Satya Nadella, the boss of Microsoft, has countered the suggestion from investors and analysts that its Xbox division should be sold.
At the Code Conference (reported on by The Verge), Nadella was asked, directly, whether he will spin off Xbox.
His answer: "I have no intent to do anything different on Xbox than we are doing today."
His comments follow those made by Microsoft founder Bill Gates, who earlier this month said in an interview that he would "absolutely" support Nadella if he wanted to spin off Xbox.
Gates was asked: "Would you support him he wanted to spin off Xbox?"
His response: "Absolutely."
But Gates said spinning off Xbox wouldn't be "obvious" because of Microsoft's unified gaming strategy.

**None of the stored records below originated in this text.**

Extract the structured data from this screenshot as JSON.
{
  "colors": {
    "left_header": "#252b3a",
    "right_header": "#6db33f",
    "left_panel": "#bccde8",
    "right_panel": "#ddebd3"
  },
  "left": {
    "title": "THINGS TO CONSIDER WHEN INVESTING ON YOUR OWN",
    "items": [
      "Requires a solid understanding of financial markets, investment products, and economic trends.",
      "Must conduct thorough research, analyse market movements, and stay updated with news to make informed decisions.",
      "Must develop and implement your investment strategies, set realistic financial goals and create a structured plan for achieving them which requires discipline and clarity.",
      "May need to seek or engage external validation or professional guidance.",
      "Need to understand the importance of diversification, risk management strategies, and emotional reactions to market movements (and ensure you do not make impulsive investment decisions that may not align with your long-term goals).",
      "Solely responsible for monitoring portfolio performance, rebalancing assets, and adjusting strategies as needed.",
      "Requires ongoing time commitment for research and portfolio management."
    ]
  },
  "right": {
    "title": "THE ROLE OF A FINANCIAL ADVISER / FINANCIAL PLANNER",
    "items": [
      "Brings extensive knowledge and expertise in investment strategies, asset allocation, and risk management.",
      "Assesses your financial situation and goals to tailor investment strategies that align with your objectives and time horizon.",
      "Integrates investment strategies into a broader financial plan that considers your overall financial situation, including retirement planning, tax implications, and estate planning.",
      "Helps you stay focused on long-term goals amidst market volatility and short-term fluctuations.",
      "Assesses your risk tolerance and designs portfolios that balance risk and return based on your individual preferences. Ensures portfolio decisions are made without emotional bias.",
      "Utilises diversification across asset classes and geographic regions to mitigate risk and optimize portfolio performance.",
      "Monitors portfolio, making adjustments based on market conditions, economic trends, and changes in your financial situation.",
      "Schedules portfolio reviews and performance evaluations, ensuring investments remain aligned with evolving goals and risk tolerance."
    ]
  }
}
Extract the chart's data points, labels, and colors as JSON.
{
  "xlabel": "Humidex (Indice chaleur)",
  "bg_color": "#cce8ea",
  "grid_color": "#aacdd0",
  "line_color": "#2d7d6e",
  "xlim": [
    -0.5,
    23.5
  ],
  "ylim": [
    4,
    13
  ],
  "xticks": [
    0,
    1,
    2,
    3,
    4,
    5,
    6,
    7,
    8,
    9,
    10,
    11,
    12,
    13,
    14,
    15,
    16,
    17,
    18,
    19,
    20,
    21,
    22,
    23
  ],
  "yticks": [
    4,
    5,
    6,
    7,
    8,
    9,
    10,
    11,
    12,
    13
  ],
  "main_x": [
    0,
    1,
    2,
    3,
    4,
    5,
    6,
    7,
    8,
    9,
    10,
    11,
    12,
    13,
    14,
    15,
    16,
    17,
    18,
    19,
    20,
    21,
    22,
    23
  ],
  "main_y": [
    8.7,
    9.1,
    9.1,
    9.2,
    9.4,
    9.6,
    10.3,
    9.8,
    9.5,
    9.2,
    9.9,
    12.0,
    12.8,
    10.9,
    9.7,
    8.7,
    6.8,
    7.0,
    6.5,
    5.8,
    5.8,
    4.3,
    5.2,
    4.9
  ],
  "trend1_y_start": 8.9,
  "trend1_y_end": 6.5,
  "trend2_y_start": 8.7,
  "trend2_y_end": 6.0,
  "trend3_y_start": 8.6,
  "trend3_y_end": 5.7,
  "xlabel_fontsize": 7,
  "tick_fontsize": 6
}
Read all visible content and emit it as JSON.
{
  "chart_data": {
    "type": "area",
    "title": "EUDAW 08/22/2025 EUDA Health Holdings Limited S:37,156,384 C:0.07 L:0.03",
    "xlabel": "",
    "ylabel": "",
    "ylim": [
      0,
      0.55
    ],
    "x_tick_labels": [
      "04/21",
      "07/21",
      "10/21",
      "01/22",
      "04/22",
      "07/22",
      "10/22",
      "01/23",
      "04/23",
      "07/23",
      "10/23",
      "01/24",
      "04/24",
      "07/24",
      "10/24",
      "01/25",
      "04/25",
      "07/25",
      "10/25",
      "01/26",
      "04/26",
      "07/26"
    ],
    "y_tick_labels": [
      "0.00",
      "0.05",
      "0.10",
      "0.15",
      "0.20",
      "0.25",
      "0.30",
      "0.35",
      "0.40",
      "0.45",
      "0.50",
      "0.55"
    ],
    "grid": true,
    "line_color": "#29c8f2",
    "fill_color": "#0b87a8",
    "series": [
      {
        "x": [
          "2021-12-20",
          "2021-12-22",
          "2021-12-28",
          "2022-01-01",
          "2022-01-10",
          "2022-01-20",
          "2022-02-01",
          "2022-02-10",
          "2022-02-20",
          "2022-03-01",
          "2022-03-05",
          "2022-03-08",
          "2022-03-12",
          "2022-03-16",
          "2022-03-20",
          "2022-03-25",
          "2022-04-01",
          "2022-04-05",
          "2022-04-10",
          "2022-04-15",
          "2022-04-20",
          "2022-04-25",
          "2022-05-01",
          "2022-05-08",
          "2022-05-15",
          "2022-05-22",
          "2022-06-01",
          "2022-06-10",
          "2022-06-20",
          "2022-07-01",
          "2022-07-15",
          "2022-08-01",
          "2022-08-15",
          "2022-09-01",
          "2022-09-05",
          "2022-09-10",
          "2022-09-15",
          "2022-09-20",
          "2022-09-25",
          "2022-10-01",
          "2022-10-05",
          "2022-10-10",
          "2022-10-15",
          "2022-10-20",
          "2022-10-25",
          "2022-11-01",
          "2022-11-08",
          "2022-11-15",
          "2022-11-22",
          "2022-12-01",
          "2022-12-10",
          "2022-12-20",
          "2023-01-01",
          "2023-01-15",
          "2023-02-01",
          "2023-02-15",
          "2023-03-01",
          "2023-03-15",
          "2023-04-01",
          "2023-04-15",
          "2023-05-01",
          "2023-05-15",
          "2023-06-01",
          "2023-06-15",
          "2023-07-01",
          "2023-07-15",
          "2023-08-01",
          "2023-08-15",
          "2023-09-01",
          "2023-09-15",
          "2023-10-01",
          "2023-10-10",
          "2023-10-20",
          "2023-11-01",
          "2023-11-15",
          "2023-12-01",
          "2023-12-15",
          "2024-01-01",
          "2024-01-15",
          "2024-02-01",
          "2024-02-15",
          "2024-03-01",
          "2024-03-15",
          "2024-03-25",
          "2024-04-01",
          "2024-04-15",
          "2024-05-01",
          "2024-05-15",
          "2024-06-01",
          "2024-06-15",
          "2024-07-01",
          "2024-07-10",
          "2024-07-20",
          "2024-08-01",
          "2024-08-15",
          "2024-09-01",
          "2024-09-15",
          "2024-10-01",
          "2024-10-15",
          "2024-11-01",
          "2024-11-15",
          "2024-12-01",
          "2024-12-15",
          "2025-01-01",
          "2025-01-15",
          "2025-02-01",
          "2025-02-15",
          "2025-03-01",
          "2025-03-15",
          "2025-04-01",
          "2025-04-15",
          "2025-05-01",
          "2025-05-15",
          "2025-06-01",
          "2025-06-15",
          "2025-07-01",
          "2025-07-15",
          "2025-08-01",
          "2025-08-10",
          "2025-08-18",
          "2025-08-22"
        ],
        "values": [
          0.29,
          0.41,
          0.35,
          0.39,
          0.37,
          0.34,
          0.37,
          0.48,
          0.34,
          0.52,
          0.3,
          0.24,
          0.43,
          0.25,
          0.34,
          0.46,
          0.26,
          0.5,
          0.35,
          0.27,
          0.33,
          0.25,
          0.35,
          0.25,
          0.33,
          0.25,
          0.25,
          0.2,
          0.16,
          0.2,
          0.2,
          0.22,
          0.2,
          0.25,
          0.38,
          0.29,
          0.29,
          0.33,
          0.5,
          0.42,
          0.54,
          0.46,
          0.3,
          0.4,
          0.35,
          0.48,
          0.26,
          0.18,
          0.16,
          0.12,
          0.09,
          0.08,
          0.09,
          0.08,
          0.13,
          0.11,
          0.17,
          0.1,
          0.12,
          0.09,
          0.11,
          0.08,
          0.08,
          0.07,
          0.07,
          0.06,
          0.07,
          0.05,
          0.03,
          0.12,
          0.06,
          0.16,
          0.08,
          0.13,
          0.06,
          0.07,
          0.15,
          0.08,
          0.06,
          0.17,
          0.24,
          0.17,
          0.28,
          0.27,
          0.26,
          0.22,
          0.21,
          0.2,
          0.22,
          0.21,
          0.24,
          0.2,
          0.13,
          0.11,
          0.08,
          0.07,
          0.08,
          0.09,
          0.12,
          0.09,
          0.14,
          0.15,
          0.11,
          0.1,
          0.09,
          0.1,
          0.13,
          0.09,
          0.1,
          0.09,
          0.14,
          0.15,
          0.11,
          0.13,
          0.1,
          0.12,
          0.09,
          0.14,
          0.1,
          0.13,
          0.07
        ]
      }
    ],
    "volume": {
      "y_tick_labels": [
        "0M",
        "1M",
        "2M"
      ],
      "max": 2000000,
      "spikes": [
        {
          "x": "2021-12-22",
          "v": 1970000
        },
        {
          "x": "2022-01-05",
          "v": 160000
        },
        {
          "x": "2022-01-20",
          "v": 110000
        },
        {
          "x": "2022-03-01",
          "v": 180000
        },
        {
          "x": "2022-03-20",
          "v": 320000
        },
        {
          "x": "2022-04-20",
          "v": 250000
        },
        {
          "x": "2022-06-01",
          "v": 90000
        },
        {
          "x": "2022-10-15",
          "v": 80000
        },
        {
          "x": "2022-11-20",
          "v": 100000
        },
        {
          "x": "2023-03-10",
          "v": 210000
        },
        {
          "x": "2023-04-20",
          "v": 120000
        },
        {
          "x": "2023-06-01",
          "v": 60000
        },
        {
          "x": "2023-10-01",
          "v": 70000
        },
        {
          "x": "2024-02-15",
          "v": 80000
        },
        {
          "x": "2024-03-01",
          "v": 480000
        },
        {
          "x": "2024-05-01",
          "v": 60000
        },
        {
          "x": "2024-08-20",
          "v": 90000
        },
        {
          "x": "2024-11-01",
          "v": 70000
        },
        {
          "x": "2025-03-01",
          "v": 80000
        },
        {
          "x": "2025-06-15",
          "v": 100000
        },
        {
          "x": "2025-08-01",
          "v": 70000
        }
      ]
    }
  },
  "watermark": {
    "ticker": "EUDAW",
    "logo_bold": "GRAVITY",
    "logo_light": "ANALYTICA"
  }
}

"We're taking PC gaming and Xbox gaming and bringing those a lot closer together," he said. "The power of the graphics chips means you can do great games there.
"So I'm sure Satya and the team will look at that. It's up to them. We're going to have an overall gaming strategy so it's not as obvious as you might think."
Gates' comment was taken as an indication that he felt Microsoft should spin off Xbox, and sparked the company into issuing a comment of its own.
Communications chief Frank Shaw told Eurogamer Gates' comments "were reflective of his support of Satya as CEO", and reiterated its support for Xbox.
"As Mr. Gates noted, Microsoft is committed to gaming across multiple platforms with Xbox as the centerpiece of our gaming strategy," Shaw added. "We remain committed to Xbox and the millions of Xbox fans around the world."
Microsoft has faced questions over a potential Xbox spin-off ever since Nokia chief Stephen Elop was reported to have considered selling the division if he took over the company.
But after Nadella got the top job the gaming business was reorganised so Xbox, Xbox Live and creative teams, which include Xbox Music, Xbox Video and Microsoft Studios, were unified under the control of Phil Spencer.
Xbox One launched in November 2013 and while it is selling at a faster rate than its predecessor, the Xbox 360, sales are lagging behind Sony's PlayStation 4.
Earlier this month Microsoft announced plans to sell Xbox One without Kinect for £349 - the same price as a PS4.
Microsoft is expected to push hard at the E3 trade show in June, where a number of high profile projects will be announced as part of a refocus on hardcore gamers.